Dr. W. Dalton Dietrich Wins Translational Medicine Prize
W. Dalton Dietrich, Ph.D., Kinetic Concepts Distinguished Chair in Neurosurgery, and Scientific Director of The Miami Project to Cure Paralysis, received the 2014 Drexel Prize in Translational Medicine during the annual International Symposium on Molecular Medicine and Infectious Disease at Drexel University College of Medicine in Philadelphia.
Dietrich accepted the award and presented a keynote lecture titled “Translational Research in Brain and Spinal Cord Injury: Accomplishments and Future Directions.” During the June 19 event, Dietrich, who is also Senior Associate Dean for Discovery Science and professor of neurological surgery, neurology and cell biology, met with faculty, postdoctoral fellows, students and other investigators.
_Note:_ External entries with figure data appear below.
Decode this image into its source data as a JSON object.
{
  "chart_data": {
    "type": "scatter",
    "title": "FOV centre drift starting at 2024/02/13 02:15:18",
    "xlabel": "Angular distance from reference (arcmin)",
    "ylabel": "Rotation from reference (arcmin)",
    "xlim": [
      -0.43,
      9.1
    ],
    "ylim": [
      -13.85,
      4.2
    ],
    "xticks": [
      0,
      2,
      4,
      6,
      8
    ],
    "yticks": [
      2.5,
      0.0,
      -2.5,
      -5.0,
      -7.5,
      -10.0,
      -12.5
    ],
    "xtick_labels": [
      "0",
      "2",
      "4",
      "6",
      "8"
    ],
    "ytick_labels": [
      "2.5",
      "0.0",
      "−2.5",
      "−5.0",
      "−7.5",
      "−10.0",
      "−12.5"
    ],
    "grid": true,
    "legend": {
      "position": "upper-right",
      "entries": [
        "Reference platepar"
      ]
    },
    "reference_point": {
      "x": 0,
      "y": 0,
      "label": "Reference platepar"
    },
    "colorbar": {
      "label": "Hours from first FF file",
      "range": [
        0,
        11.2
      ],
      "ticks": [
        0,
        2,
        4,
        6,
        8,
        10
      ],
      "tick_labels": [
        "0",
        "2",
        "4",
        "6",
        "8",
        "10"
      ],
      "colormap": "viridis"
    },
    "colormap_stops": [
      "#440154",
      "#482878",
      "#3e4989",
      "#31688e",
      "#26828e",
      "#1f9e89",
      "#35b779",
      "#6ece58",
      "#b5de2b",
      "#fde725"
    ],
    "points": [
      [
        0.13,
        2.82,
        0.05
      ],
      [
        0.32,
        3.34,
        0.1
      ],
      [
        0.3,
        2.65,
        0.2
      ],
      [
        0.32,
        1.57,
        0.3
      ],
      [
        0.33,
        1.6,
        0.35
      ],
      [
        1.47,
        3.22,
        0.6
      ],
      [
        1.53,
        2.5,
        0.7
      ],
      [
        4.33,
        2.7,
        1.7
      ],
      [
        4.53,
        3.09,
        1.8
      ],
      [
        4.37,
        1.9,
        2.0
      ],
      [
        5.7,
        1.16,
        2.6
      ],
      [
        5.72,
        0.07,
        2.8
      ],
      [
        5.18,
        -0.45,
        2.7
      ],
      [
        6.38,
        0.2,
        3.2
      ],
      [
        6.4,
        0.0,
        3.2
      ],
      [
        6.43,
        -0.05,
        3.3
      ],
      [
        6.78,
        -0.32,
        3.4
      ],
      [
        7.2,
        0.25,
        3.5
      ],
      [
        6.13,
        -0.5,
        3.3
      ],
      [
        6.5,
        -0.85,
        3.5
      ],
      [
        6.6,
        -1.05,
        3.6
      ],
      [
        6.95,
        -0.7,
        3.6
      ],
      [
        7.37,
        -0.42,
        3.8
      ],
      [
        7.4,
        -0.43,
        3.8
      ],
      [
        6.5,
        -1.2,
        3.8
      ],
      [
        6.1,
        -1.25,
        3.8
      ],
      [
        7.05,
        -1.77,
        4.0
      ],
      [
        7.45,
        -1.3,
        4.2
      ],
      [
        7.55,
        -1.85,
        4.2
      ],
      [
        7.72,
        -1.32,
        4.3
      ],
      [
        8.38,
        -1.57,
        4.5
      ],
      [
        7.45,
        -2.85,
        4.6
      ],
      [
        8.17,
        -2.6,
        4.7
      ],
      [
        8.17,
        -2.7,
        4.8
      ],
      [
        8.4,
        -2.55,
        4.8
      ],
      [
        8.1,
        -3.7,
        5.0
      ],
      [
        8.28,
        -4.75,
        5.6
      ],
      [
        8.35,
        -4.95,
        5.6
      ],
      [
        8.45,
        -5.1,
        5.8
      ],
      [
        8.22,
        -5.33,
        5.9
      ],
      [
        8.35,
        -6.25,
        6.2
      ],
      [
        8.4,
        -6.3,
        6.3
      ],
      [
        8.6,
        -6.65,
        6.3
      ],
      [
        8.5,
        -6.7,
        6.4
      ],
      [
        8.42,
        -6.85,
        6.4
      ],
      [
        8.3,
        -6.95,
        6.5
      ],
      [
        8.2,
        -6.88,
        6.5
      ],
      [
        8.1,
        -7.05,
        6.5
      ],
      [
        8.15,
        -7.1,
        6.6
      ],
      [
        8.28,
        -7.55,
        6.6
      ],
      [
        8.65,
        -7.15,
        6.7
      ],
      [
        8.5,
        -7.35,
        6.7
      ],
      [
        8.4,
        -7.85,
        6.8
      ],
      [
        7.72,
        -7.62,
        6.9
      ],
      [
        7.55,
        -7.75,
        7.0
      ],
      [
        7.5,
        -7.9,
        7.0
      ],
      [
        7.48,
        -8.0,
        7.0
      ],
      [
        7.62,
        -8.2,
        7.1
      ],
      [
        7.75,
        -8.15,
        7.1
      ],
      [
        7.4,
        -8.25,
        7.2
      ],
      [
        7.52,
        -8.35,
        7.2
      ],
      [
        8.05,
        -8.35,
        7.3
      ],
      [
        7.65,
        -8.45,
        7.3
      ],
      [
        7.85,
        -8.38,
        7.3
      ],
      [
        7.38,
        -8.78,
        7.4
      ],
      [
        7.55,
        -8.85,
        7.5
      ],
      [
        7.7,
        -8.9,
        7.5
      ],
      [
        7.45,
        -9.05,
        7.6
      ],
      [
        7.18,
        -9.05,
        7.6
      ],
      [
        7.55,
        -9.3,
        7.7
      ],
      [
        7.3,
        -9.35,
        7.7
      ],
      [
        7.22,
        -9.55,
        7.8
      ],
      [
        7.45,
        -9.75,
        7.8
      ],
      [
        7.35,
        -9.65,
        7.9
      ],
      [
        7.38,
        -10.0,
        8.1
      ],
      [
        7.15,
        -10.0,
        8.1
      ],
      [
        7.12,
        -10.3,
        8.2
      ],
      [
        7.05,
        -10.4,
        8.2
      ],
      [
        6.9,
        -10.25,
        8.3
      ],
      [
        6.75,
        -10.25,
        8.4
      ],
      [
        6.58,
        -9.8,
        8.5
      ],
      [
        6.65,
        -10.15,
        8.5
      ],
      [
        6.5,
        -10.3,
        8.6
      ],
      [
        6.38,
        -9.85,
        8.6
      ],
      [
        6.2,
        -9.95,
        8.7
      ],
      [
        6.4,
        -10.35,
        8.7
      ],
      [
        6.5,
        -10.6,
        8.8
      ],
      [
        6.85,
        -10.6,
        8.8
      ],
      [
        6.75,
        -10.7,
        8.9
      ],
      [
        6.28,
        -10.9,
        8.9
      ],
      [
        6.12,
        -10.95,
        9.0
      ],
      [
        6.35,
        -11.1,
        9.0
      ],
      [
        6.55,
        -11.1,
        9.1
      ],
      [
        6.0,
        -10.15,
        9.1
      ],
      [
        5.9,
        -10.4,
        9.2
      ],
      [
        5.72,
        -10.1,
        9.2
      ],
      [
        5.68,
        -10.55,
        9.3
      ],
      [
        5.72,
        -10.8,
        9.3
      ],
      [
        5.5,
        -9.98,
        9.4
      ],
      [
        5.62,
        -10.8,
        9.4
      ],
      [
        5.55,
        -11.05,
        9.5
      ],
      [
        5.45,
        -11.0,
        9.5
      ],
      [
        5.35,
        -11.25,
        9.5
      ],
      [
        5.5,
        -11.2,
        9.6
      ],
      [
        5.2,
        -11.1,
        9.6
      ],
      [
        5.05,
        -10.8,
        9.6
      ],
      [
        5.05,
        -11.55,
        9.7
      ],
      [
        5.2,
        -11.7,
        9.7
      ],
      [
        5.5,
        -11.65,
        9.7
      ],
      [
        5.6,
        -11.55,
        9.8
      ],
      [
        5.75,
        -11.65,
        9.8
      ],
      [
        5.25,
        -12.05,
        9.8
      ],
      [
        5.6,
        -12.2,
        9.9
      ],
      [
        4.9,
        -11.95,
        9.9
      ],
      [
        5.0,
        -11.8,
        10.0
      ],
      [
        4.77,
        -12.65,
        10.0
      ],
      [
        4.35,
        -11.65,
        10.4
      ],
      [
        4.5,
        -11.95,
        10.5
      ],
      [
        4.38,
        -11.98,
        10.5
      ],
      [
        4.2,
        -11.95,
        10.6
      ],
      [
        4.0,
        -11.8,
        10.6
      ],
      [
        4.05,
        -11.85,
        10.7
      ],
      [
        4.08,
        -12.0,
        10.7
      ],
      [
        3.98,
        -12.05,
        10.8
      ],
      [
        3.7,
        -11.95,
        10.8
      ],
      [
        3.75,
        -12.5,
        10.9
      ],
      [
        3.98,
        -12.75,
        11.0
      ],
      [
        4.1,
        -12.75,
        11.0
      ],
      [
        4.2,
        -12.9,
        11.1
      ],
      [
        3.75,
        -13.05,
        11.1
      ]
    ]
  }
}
The Drexel Prizes in Immunology, Infectious Disease, Cancer Biology, and Translational Medicine, along with the Hilary Koprowski Prize in Neurovirology, are prestigious awards given by the Drexel University College of Medicine Institute for Molecular Medicine and Infectious Disease. The awards are presented to investigators who are at highly productive stages of their career with research programs that have achieved international recognition for their impact on the future of the given discipline. The Drexel Prize in Translational Medicine was established in 2012.
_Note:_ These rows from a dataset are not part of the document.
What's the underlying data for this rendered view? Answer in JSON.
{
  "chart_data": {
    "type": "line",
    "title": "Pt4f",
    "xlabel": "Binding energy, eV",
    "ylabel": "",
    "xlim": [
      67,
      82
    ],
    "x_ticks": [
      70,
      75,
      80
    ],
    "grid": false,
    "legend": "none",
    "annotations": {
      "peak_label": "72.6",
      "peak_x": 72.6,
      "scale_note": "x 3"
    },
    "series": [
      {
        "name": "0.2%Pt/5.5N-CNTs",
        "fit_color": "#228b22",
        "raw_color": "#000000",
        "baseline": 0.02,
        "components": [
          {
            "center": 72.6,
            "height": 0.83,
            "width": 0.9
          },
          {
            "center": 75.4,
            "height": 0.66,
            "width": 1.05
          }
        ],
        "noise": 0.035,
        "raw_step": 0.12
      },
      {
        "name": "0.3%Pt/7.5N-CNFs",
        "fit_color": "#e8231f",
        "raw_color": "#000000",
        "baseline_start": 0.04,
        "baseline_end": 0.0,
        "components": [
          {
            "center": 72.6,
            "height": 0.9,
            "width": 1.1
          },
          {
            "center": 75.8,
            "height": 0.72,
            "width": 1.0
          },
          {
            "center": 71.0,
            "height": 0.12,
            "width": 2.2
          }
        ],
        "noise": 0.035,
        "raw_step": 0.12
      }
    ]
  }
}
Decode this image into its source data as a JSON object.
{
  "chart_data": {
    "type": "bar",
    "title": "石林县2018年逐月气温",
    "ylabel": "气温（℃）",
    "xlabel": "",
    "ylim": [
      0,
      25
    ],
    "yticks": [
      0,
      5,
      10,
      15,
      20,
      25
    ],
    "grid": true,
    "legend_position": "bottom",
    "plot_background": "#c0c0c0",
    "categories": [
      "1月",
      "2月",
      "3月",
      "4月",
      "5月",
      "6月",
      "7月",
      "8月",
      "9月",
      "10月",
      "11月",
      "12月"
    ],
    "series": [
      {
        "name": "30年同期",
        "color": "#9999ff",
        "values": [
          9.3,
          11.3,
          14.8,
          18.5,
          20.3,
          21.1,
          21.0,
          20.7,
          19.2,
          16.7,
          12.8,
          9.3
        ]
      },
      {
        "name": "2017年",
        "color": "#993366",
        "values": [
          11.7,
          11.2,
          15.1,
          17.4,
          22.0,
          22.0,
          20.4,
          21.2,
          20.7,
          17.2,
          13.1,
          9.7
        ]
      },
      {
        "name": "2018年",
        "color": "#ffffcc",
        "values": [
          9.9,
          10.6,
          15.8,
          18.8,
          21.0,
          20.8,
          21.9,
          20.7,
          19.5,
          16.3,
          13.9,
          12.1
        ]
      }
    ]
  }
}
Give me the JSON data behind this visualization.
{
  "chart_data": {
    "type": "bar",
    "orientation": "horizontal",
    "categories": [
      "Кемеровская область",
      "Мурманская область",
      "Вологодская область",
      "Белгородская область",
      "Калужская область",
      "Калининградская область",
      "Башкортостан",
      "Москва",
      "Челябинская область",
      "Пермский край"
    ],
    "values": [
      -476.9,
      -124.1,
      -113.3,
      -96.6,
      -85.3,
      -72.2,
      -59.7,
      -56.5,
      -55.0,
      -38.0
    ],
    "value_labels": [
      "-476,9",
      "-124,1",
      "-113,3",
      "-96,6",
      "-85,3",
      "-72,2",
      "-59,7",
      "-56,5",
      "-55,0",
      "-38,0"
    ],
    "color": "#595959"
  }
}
Over the past 30 years, Dietrich and his colleagues have investigated the pathophysiology of brain and spinal cord injury with a long-term goal of translating new treatments to patients. They have been successful in moving several treatments forward, including therapeutic hypothermia, targeted temperature management and, more recently, cell therapies targeting spinal cord injury. Dietrich’s research programs are supported by the National Institutes of Health, the Department of Defense, the State of Florida, and The Miami Project to Cure Paralysis.
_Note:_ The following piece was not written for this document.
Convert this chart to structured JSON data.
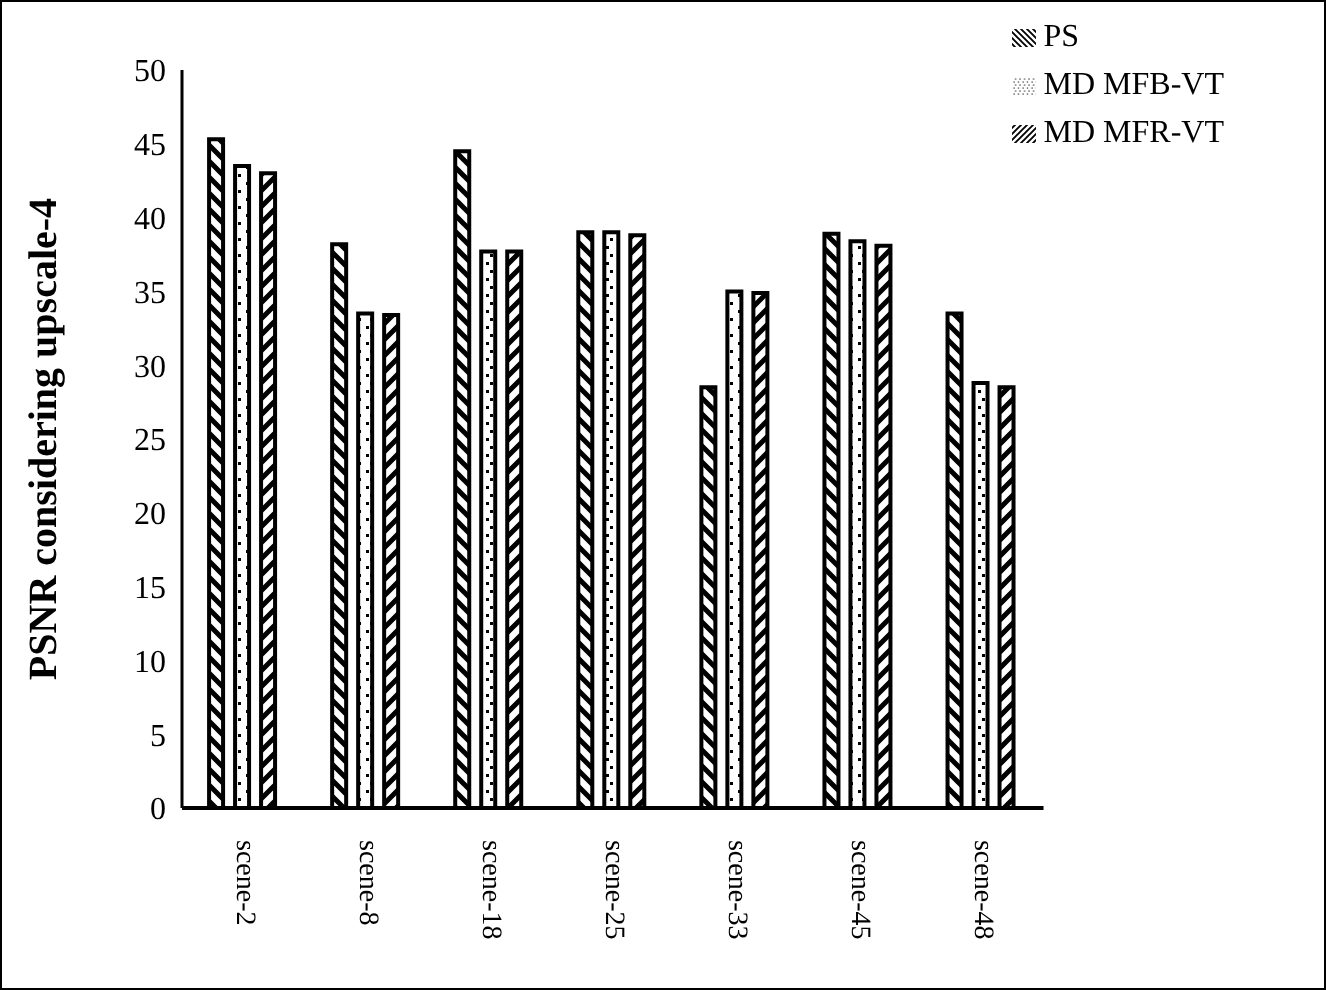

“It was an honor to be selected for the 2014 Drexel Medicine Prize in Translational Medicine and participate in this outstanding symposium,” said Dietrich. “Being a scientist is truly a great profession, and it’s very special to be acknowledged by your peers.”
The award was presented by Itzhak Fisher, Ph.D, professor and chair of neurobiology and anatomy, and Tania Del Rivero, a graduate student who recently transferred from the University of Miami Neuroscience Program to Drexel University.